1. Karipidis K, Elwood M, Benke G, Sanagou M, Tjong L, Croft RJ. Mobile phone use has not increased the incidence of brain tumour histological types, grading or anatomical location: A population-based ecological study. BMJ Open, 2018, 8(12):e024489.
2. INTERPHONE Study Group. Brain tumour risk in relation to mobile telephone use: results of the INTERPHONE international case-control study. Int J Epidemiol, 2010(39):675–94.
3. Philips A. Significant flaws and unjustifiable conclusions. Letter to the Editor, BMJ Open, 2019.
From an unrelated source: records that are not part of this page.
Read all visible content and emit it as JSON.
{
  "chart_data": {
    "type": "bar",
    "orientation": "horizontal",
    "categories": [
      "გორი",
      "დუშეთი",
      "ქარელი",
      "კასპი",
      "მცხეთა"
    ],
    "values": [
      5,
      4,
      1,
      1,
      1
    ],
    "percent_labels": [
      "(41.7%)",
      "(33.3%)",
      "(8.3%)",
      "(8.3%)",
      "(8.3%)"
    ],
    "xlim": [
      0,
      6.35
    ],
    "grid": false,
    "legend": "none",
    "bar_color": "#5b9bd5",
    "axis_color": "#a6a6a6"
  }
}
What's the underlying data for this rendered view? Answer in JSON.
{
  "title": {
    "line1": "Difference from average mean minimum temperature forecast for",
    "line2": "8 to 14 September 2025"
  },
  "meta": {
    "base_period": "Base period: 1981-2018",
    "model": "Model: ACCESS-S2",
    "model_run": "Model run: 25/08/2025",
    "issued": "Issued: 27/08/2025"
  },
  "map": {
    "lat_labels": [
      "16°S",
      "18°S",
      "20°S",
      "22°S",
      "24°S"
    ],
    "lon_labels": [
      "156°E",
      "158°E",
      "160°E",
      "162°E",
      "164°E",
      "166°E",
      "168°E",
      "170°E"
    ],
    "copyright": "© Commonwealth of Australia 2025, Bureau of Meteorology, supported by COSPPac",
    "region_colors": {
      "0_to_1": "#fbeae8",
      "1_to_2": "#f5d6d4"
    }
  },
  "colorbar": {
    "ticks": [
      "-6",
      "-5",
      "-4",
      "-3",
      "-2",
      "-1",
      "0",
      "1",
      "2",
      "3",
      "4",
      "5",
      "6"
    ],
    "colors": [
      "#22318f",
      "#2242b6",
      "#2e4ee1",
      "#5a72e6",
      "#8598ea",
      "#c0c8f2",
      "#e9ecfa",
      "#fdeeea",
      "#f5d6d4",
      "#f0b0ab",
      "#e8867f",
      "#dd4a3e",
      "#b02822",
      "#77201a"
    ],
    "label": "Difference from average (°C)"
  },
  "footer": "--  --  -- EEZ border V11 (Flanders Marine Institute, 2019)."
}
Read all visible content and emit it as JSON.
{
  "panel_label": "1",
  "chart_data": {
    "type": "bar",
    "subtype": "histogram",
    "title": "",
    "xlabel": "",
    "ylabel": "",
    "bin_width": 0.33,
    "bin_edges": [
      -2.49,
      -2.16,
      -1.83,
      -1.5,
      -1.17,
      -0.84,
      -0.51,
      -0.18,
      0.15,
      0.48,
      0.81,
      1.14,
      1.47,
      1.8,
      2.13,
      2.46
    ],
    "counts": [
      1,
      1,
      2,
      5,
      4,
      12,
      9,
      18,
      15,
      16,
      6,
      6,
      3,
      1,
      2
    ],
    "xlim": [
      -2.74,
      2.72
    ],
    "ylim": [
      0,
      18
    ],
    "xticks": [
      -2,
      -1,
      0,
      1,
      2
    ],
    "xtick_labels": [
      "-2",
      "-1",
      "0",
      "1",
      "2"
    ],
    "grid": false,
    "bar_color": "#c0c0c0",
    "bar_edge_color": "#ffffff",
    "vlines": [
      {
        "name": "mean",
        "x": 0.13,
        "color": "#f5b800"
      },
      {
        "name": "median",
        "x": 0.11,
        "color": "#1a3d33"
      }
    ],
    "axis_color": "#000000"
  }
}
4. Philips A, Henshaw DL, Lamburn G, et al. Brain tumours: rise in Glioblastoma Multiforme incidence in England 1995–2015 suggests an adverse environmental or lifestyle factor. J of Environment and Public Health, 2018:7910754.
5. Cardis E, Richardson L, et al. The INTERPHONE study: design, epidemiological methods, and description of the study population. Eur J Epi, 2007, 22(9):647-664.

Conflict of Interest:

The authors report no conflicts of interest.